Objective: To analyze and evaluate the expressions and clinical value of tuftelin (TUFT1) and Krüppel-like factor 5 (KLF5) in hepatitis B virus (HBV)-related hepatocellular carcinoma (HCC) tissues. Method: KLF5 mRNA and TUFT1 mRNA transcriptional status in cancer and non-cancer groups were compared according to the Cancer Genome Atlas (TCGA) database. The differences and prognostic value between the groups were analyzed. Postoperative liver cancer and its paired pericancerous tissues, with the approval of the ethics committee, were collected to build tissue chips. The expression of KLF5 and TUFT1 and their intracellular localization were verified by immunohistochemistry. Tissue expression and clinicopathological characteristics were analyzed by immunoblotting. SPSS software was used to analyze the relationship between SPSS and patient prognosis. Results: The transcription level of TUFT1 or KLF5 mRNA was significantly higher in the HCC group than the non-cancer group (P < 0.001), according to TCGA data. Immunohistochemistry and Western blotting examination confirmed the overexpression of TUFT1 and KLF5 in human HCC tissues, which were mainly localized in the cytoplasm and cell membrane. The positivity rates of TUFT1 and KLF5 were 87.1% ( χ(2) = 18.563, P < 0.001) and 95.2% ( χ(2) = 96.435, P < 0.001) in HCC tissues, and both were significantly higher than those in the adjacent group. The expression intensity was higher in stage III-IV than stage I-II of the International Union Against Cancer standard (P < 0.01). The clinicopathological features showed that the abnormalities of the two were significantly related to HBV infection, tumor size, extrahepatic metastasis, TNM stage, and ascites. Univariate analysis was related to tumor size, HBV infection, and survival. Multivariate analysis was an independent prognostic factor for patients with HCC. Conclusion: TUFT1 and KLF5 may both be novel markers possessing clinical value in the diagnosis and prognosis of HBV-related HCC.
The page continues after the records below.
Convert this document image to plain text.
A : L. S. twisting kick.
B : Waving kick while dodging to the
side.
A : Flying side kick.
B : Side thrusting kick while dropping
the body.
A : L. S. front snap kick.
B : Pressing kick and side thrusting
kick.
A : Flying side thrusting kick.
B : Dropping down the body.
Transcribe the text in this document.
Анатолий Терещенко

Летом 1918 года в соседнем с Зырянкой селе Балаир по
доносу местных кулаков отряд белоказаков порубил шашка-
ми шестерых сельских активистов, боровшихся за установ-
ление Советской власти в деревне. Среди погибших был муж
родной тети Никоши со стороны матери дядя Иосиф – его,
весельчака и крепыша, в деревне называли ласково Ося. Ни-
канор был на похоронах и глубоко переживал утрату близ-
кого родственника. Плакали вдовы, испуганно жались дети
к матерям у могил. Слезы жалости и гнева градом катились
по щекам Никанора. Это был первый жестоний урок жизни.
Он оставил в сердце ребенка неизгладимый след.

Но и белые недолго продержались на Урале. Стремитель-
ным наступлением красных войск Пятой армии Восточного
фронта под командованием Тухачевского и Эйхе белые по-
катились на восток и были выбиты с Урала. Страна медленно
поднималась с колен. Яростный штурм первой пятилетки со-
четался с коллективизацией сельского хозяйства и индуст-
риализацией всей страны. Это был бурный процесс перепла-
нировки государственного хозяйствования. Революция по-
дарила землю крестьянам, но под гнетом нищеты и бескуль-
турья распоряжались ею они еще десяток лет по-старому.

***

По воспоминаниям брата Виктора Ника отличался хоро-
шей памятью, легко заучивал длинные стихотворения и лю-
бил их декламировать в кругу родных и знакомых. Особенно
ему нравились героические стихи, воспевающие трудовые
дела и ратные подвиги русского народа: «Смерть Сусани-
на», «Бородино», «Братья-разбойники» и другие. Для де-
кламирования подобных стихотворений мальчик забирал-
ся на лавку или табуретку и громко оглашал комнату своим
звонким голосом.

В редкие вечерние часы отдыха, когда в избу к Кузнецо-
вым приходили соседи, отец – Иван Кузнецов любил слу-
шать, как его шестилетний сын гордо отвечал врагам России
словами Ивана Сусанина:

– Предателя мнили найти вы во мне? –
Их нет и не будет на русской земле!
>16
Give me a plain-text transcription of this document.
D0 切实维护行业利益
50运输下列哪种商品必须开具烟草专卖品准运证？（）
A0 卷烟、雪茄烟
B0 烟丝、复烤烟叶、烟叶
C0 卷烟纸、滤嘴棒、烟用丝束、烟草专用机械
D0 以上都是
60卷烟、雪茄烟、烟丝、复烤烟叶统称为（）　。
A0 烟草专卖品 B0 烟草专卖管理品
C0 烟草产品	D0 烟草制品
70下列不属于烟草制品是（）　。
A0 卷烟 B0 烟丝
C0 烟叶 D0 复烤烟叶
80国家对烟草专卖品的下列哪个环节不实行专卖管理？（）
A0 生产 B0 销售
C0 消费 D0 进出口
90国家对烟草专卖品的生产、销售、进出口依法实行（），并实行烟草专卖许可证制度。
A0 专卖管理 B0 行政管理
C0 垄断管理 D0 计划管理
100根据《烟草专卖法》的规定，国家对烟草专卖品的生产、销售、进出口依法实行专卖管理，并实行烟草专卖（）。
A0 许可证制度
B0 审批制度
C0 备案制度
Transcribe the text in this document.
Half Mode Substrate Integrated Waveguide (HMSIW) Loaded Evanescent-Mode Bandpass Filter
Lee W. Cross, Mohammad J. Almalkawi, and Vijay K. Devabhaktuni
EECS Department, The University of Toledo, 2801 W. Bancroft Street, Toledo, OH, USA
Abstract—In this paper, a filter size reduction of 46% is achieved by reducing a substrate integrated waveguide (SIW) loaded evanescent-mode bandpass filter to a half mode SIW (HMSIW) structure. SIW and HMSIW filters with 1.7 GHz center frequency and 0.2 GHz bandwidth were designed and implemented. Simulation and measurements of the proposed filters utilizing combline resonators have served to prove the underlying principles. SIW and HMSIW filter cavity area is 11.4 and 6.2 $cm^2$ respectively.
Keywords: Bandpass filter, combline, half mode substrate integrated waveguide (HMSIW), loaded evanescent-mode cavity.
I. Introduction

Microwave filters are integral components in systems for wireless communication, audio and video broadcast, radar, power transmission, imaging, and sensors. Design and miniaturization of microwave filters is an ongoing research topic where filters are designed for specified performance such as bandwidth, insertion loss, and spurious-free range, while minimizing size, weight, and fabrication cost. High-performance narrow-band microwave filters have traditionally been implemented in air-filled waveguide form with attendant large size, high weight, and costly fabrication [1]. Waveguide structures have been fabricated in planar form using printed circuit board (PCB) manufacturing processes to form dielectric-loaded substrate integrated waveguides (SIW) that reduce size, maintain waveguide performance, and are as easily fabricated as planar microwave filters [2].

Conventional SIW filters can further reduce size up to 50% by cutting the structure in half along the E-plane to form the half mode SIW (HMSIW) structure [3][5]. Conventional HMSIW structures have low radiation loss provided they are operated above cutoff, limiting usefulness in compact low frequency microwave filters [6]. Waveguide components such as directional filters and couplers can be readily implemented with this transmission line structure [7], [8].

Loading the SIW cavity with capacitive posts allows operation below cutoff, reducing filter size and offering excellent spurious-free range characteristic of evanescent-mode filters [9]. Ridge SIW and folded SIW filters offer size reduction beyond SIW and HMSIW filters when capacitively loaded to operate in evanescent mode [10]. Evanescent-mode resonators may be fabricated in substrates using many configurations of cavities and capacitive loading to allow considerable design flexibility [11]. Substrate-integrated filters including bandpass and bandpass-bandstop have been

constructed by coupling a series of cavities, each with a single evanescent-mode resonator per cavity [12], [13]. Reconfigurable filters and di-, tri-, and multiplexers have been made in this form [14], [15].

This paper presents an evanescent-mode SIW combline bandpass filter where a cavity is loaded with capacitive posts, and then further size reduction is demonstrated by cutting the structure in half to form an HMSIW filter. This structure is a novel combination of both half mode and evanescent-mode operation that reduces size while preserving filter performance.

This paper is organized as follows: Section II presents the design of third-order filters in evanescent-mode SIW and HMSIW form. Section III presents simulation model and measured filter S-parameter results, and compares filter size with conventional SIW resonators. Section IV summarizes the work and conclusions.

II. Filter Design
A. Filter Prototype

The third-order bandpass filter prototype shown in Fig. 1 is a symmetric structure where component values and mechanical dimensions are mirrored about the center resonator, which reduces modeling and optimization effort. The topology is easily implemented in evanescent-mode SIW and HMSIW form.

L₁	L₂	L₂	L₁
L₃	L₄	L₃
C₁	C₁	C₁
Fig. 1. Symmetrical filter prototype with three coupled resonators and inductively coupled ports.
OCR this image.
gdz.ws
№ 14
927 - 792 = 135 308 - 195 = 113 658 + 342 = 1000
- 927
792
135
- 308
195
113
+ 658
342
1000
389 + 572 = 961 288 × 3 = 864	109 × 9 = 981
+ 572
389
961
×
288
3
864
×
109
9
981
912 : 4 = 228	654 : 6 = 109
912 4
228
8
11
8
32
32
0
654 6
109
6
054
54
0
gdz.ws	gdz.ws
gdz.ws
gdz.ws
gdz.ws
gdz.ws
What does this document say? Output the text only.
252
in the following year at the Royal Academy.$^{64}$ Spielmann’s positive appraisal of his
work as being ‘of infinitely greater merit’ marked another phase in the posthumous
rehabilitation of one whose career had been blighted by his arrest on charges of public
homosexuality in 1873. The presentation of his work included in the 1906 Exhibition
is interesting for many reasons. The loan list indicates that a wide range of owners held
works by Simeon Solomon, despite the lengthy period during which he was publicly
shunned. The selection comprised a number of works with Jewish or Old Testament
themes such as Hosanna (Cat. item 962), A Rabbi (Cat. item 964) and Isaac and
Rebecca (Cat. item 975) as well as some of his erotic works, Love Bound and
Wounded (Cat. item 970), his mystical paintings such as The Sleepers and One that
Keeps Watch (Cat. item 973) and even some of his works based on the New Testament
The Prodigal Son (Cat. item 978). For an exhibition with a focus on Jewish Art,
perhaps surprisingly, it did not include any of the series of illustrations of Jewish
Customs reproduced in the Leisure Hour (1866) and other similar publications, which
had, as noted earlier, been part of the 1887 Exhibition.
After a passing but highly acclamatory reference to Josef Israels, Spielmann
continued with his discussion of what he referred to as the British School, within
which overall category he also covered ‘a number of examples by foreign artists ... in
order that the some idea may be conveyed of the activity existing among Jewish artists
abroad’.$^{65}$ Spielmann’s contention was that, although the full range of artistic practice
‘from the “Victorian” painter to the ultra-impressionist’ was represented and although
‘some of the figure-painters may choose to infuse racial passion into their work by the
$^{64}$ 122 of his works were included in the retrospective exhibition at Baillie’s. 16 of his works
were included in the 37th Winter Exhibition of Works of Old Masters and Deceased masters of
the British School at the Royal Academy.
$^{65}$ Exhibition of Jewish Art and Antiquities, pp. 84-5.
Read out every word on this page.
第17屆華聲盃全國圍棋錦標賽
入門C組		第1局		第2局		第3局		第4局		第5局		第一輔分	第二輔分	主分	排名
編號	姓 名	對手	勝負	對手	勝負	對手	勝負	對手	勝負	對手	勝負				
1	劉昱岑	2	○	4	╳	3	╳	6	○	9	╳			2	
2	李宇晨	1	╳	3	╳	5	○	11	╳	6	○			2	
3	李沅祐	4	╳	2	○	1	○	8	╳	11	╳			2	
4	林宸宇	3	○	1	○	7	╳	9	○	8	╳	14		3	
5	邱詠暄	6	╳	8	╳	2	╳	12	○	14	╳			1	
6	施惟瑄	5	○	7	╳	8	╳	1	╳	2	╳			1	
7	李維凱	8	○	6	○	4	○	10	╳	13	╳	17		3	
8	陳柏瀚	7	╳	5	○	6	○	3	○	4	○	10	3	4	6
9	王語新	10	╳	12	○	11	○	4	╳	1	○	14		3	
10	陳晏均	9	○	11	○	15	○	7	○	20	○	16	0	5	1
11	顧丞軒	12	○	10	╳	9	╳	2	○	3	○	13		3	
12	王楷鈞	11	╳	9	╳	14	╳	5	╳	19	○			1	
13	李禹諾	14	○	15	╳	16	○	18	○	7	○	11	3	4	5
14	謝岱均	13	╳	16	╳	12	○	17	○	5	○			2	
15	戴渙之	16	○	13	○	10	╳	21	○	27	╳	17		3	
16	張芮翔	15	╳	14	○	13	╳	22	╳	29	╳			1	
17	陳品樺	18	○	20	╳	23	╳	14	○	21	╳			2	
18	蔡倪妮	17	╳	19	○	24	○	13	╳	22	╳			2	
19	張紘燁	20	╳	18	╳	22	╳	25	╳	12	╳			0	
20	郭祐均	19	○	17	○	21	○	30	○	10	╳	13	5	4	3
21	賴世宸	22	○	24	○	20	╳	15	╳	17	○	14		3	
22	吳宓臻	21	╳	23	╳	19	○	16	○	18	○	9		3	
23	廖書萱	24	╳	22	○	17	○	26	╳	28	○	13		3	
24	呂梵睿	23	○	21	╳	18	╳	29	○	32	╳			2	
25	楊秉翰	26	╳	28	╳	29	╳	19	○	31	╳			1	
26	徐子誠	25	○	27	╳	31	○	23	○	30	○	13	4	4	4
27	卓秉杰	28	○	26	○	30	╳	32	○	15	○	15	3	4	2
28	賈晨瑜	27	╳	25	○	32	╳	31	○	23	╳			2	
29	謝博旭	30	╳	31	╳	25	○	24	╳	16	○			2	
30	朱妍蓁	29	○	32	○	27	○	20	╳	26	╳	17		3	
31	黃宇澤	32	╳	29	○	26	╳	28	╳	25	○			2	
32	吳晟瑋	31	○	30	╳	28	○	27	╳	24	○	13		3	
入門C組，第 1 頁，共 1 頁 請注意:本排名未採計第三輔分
目的: 分析乙型肝炎病毒(HBV)相关肝细胞癌(HCC)组织中釉丛蛋白(TUFT1)和锌指蛋白家族Krüppel样因子5(KLF5)表达,评估其对HCC的临床价值。 方法: 依据The Cancer Genome Atlas(TCGA)数据库资料,比较癌及非癌组KLF5 mRNA及TUFT1 mRNA转录状态,分析组间差异及其预后价值;经伦理委员会批准,收集术后肝癌及其配对癌周组织制作组织芯片,以免疫组织化学法验证KLF5和TUFT1表达及其细胞内定位;以免疫印迹法分析组织中表达及其临床病理学特征;以SPSS软件行单/多因素分析其与患者预后的关系。 结果: 依据TCGA资料,HCC组TUFT1或KLF5 mRNA转录水平均显著高于非癌组(P < 0.001)。免疫组织化学检查和蛋白质印迹法证实人HCC组织TUFT1和KLF5过表达,主要定位于细胞质和细胞膜。HCC组织中TUFT1阳性率为87.1%(χ(2) = 18.563,P < 0.001),KLF5阳性率为95.2%(χ(2) = 96.435,P < 0.001),二者均显著高于癌旁组;在国际抗癌联盟的标准III~IV期其表达强度均高于I~II期(P < 0.01)。临床病理特征显示,二者异常均与患者HBV感染、瘤体大小、伴肝外转移、TNM分期及伴腹水显著相关。单因素分析均与瘤体大小、HBV感染和患者生存率相关;多因素分析均是HCC患者的独立预后因素。 结论: TUFT1和KLF5可能均为HBV相关HCC诊断和预后具有临床价值的新标志物。.
Keywords: Clinicopathological features; Hepatitis B virus; Hepatocellular carcinoma; KLF5; Prognosis; TUFT1.